Prior to AB 381, California law allowed double damages to senior victims of misappropriation of their funds, theft or bad faith on the part of someone with power of attorney. The problem with that was in many cases the cost of the lawsuit itself was even more than double the amount taken from the senior, meaning the senior would actually lose money by filing a lawsuit against someone who had stolen from him or her. The senior was left with the choice of either letting the perpetrator get away with the crime or incurring even more expenses by filing a lawsuit.

 AB 381 would allow the awarding of attorney’s costs and fees when the senior is successful in his or her lawsuit, making it more financially viable for the senior to file a lawsuit.

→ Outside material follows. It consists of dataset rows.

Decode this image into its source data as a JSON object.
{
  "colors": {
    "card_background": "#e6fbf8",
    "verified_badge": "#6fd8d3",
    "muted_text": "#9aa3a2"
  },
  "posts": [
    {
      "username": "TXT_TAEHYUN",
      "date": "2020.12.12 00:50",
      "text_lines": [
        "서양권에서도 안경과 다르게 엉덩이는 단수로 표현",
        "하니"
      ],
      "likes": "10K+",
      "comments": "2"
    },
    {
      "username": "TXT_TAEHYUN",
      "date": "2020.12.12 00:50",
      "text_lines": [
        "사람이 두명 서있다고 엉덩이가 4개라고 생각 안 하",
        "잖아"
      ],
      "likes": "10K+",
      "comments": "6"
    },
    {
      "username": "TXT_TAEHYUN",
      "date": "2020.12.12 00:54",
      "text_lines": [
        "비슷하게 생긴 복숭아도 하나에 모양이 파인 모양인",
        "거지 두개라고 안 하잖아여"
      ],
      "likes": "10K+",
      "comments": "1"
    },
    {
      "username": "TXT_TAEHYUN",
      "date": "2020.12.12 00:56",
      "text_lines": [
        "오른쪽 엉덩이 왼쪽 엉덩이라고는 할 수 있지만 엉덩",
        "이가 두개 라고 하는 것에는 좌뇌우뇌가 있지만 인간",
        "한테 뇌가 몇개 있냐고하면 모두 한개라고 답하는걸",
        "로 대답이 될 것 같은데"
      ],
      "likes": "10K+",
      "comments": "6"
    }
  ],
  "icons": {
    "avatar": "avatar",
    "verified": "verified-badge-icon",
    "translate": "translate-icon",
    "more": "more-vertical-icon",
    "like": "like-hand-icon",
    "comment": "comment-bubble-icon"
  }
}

“Each year in California, elder and dependent adults are devastated by the loss of property taken from them through financial scams,” said Assemblymember Chau in his news release. “This bill makes certain that seniors who are victims of financial elder abuse will no longer have to worry about the cost of seeking justice.”

Full Article and Source:
California Bill Makes It Easier to File a Financial Elder Abuse Lawsuit

4 comments:

Beth said...

Easier to file maybe, but how many families have family members who are stealing and the police say they can't do anything?

Anonymous said...

I agree with Beth. The thief and elder abuser who is a family member first creates Stockholm Syndrome in his or her elderly victims. The elderly victims become completely brainwashed first. They do this in a slow and incremental way. They get power of attorney this way. The other siblings, who can't imagine one of their brothers or sisters being this selfish and criminal because they would never do this to their siblings themselves, don't realize what's happening until it's too late. The thief and elder abuser steals not only the money. They steal the family's unity and love. The intertwining support system is obliterated. And the grandchildren lose their sense of family love too. That is the legacy the thief leaves - family destruction.

Norma said...

It's a good beginning. CA has been making some good headway lately!

Sue said...

California is taking the lead on assisting victims. Retaining an attorney is a struggle any financial help via awarding attorney fees is a major step forward. In addition, that can influence some fiduciaries decision making process ethical vs unethical.